Çok güçlü bir lider olan Recep Tayyip Erdoğan'ın ortaya koyduğu motivasyonla seçim kazanmak bir yönüyle AK Parti'ye kazandırıyor. Bazen lider her şeye güç yetirir; bazen hem lidere hem örgüte ihtiyaç olur; bazen de lidere, örgüte ve entelektüel kesime hepsine birden ihtiyaç olur. Bir parti iktidara gelir ve iki seçim sonra gider; Erdoğan'ın siyasi dehası, yetkinliği, sürekli yenilik arayışı ve örgütü yenilemesi bu partinin ömrünü uzatıyor. Geldiğimiz noktada Erdoğan var, halk var ama aradaki network eskisi kadar var mı bunun tartışmasını ele alıp bu networkü yeniden güçlendirmek lazımdır. AK Parti'nin Refah Partisi'nden kalma örgütlenme geleneği vardır. Dünyanın en iyi örgütlenebilme geleneğiydi bu ve onu devraldı. Bir de İngiltere ve ABD'deki liberal partiler gibi güçlü bir iletişim dili kullandı. İki kanatlı kuş gibiydi. AK Parti açısından bu kuşun iki kanadını da kontrol etme vakti gelmiştir diye düşünüyorum.
MHP ÜÇÜNCÜ BÜYÜK PARTİ
Cumhur İttifakı'nın diğer ortağı MHP'ydi. Onun performansı nasıldı?
FETÖ'nün güçlü olduğu zamanları hatırlayın MHP can çekişiyordu. MHP bölünme riskiyle karşı karşıyaydı, kurumsal kimliğini de kaptırma riski vardı. Devlet Bahçeli'nin stratejisi ne yapıp edip o MHP logosunu elinde tutmaktı. Yani parti bölünebilir, parçalanabilir; birileri bir yere gidip yeni bir parti kurabilir.
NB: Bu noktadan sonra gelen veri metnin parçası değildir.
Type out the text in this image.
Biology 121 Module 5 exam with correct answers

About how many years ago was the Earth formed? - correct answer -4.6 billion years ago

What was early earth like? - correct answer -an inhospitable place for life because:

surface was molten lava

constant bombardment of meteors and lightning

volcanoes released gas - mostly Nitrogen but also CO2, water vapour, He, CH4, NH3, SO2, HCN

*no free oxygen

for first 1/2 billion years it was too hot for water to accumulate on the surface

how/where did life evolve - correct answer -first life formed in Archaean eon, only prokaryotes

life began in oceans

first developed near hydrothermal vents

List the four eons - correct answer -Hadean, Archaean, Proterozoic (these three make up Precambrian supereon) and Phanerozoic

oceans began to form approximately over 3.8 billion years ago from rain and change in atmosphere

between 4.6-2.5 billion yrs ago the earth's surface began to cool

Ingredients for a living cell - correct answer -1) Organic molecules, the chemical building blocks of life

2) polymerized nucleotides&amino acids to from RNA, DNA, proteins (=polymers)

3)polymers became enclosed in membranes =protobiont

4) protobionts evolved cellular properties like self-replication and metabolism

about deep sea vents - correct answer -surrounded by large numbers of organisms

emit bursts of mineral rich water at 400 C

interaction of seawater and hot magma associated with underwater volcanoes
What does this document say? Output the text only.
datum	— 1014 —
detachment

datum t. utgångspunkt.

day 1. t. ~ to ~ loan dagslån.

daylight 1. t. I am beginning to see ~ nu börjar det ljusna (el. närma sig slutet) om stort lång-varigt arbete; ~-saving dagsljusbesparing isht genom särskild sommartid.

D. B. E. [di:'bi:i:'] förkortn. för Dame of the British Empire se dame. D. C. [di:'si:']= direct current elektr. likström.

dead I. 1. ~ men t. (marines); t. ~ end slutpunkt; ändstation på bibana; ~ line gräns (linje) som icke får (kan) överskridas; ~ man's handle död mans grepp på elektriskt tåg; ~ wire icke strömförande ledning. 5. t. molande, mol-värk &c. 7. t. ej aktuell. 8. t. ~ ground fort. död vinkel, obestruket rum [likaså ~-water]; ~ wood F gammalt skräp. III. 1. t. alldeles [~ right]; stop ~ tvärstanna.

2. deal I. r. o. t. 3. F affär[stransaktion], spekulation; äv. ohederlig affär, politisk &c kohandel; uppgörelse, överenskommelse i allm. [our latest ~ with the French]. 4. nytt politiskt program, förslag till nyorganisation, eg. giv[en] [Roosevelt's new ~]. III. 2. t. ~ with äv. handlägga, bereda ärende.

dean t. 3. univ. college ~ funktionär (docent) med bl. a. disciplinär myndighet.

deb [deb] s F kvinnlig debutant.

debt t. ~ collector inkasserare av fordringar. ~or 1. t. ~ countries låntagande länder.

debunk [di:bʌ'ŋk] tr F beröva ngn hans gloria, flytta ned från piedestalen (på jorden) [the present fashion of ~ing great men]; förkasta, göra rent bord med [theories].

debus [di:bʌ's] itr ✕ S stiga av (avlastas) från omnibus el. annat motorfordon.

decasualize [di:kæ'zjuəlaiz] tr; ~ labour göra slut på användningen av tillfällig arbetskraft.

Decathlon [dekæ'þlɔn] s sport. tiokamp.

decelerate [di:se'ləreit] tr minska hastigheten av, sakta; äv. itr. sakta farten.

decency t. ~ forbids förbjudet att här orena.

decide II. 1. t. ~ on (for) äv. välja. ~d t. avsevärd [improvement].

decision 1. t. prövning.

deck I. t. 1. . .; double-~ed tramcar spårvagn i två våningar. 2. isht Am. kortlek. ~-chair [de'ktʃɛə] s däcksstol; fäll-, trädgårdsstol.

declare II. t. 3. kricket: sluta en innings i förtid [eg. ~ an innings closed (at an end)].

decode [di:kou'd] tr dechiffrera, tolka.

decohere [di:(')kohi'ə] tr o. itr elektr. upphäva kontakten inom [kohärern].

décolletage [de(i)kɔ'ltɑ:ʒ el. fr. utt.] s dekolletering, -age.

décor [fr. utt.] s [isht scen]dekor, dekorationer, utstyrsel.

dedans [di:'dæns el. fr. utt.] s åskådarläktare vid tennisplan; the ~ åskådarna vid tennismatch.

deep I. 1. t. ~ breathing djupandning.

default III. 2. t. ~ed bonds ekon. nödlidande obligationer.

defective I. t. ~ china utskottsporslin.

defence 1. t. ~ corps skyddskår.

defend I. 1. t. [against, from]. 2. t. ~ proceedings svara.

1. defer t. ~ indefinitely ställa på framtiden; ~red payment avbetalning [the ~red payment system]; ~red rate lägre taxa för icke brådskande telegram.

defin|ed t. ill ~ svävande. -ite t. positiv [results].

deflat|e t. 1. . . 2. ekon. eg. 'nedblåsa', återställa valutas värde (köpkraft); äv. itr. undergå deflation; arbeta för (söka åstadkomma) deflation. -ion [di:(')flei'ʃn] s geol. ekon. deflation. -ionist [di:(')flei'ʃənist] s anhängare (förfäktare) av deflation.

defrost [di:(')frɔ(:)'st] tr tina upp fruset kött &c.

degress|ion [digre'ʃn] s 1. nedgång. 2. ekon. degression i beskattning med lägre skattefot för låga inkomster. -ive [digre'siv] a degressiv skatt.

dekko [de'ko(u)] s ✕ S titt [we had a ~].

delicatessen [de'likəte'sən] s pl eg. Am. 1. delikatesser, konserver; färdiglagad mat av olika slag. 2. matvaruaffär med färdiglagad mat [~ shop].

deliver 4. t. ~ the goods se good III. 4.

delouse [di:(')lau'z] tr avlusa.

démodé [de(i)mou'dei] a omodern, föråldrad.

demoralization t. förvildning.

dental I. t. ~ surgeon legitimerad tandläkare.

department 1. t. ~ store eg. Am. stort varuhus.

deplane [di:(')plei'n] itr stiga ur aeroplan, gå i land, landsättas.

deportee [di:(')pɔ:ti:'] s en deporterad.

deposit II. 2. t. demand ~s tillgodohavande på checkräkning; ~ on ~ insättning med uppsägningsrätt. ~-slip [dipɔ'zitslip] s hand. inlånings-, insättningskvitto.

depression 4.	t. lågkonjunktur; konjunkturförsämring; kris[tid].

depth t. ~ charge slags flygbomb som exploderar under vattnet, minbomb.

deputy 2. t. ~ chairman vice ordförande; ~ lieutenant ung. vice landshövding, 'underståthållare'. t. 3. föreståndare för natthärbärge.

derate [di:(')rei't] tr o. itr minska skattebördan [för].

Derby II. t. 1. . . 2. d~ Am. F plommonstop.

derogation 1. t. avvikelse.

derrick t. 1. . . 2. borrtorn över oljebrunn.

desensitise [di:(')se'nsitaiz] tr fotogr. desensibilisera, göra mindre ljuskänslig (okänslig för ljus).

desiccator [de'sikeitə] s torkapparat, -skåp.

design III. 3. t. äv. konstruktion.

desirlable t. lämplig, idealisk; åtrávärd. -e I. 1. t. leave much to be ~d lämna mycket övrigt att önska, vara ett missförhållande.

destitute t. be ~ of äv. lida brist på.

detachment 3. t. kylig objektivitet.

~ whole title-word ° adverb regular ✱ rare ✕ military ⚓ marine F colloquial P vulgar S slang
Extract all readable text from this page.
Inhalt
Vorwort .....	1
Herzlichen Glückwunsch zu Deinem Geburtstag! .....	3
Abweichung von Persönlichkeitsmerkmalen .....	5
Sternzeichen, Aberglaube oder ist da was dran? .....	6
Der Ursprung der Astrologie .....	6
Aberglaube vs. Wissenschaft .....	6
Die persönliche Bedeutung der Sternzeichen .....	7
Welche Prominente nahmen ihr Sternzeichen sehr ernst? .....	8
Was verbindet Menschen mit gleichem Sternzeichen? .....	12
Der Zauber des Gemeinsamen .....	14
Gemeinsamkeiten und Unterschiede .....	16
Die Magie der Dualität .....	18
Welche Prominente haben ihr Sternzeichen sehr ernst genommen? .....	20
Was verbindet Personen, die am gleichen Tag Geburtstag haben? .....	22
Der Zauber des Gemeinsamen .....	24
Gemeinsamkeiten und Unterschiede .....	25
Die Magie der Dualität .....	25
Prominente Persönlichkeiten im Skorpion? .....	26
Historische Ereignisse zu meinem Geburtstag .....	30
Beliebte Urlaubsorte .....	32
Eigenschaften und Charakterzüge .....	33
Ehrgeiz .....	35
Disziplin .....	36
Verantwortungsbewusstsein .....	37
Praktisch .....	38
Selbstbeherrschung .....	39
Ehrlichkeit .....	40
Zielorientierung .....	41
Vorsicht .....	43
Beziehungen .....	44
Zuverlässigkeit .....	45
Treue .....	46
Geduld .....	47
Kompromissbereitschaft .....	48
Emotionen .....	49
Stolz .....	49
Devlet Bahçeli'nin amacı yeter ki kurumsal kimlik benim elimde kalsındı. Bence bunu gerçekleştirdi. Hatırlarsanız CHP ile SHP arasında birleşme/ ayrışma başladığı zaman CHP yüzde 5'lik bir partiydi, SHP daha güçlüydü ancak tarihi kurumsal kimlik galip gelerek bütün siyasi çizgiyi arkasına aldı. Devlet Bahçeli ardı ardına birkaç başarılı doğru politika uyguladı: Birincisi kurumsal kimliğini muhafaza etti ve kırk yıllık MHP markasını elinde tuttu. İkincisi 15 Temmuz darbesinden sonra AK Parti ile kurmuş olduğu ittifakla beraber art arda gelen başarılar söylenebilir. Bu başarı ilk olarak Türkiye'de sistemi değiştirdi. İkinci adım olarak bu ittifak Recep Tayyip Erdoğan'ı başkan seçtirdi. Üçüncüsü bu seçimi kazanmasına ve kaybetmemesine sebep oldu. Dördüncüsü FETÖ güçlüyken ölüm-kalım savaşı veren MHP bugün Türkiye'nin yine üçüncü büyük partisi olarak hayatını devam ettiriyor. Uygulanan strateji hem ittifaka hem ülkeye hem de MHP'nin kendisine faydalı oldu. AK Parti ile MHP'nin kafa kafaya kaldığı çoğu yerde MHP kazandı. Bunun da sebebi şu AK Parti'nin o yüzde 40'ın üzerindeki seçmeninin her zaman bir mesaj verme kaygısı var. Bu mesajı da ittifakın dışına taşımadı, götürdü MHP'ye verdi. AK Partili seçmen karşı cepheye geçmiyor, bir arayışa girdiği zaman blok içinde seyrediyor. Burada tabii acaba şu olabilir miydi? Kampanyada beka meselesini MHP'nin dillendirdiği, AK Parti'nin ise daha yerele dönük soft kampanya yaptığı bir model olabilir miydi? Bu soft kampanya belki Millet İttifakı'nı kendi dertleriyle baş başa bırakabilirdi diye de düşünüyorum. Fakat kampanya geçti, arkadan konuşmak kolaydır.